Coming of age politically in the grim '70s, when liberalism seemed utterly exhausted, I still remember the thrill of coming upon their writings for the first time. I discovered the Public Interest the same week that Patty Hearst was kidnapped by the Symbionese Liberation Army, and its pages offered shelter from the storm -- from the mobs on the street, the radical posing of my professors and fellow students, the cluelessness of limousine liberals, the whole mad circus of post-'60s politics. Conservative politics mattered less to me than the sober comportment of conservative intellectuals at that time; I admired their maturity and seriousness, their historical perspective, their sense of proportion. In a country susceptible to political hucksters and demagogues, they studied the passions of democratic life without succumbing to them. They were unapologetic elites, but elites who loved democracy and wanted to help it.There is an important point the article doesn't make. Liberals and conservatives have indeed switched roles on who is more likely to project their fantasies on some idealized hero (revolutionaries for '70s liberals, "normal people" for today's conservative crowd). But when Lilla writes "Conservative politics mattered less to me than the sober comportment of conservative intellectuals at that time; I admired their maturity and seriousness, their historical perspective, their sense of proportion.", he could have been talking about Obama and his fellow Democrats. That, I think, is the most profound intellectual change within American policy circles in the past 30 years; there has been a complete reversal of roles on who to turn to for serious and realist solutions.

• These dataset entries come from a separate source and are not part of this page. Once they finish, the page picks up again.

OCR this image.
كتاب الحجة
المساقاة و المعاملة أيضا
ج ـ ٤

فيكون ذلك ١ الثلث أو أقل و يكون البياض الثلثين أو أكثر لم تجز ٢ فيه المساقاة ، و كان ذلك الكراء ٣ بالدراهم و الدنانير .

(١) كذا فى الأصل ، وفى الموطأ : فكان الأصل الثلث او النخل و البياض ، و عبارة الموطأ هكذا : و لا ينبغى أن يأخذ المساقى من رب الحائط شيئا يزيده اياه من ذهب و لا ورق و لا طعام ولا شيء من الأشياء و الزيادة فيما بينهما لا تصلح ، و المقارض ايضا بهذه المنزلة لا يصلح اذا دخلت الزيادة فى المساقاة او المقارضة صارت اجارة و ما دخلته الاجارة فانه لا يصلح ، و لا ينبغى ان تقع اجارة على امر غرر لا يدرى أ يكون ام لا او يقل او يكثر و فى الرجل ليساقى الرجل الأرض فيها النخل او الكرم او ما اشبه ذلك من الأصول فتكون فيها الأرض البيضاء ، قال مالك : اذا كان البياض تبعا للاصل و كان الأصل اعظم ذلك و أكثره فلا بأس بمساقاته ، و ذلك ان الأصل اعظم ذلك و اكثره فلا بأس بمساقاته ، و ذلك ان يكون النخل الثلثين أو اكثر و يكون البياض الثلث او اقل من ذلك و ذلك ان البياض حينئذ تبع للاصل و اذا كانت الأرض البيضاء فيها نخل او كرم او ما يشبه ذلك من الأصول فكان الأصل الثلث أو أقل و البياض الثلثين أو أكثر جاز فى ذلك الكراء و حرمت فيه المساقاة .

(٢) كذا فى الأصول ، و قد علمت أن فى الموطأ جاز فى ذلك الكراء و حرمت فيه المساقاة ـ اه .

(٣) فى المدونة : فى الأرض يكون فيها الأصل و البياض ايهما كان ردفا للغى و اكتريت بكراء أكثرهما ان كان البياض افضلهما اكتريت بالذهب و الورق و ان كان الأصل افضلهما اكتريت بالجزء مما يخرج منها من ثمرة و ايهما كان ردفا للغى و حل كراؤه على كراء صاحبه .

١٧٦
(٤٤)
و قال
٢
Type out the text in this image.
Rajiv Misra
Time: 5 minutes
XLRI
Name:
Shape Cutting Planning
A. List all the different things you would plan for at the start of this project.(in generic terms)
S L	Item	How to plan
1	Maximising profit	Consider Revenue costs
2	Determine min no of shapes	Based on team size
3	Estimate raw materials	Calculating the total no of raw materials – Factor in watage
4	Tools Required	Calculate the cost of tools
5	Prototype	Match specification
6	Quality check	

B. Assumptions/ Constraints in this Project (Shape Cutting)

The quasi-pathological tendency to project their dreams on an idealized hero is a symptom, the intellectual emptiness is the disease. Hopefully a new generation of conservative intellectuals will be able to reverse that situation.
(...)
Back in the '70s, conservative intellectuals loved to talk about "radical chic," the well-known tendency of educated, often wealthy liberals to project their political fantasies onto brutal revolutionaries and street thugs, and romanticize their "struggles." But "populist chic" is just the inversion of "radical chic," and is no less absurd, comical or ominous.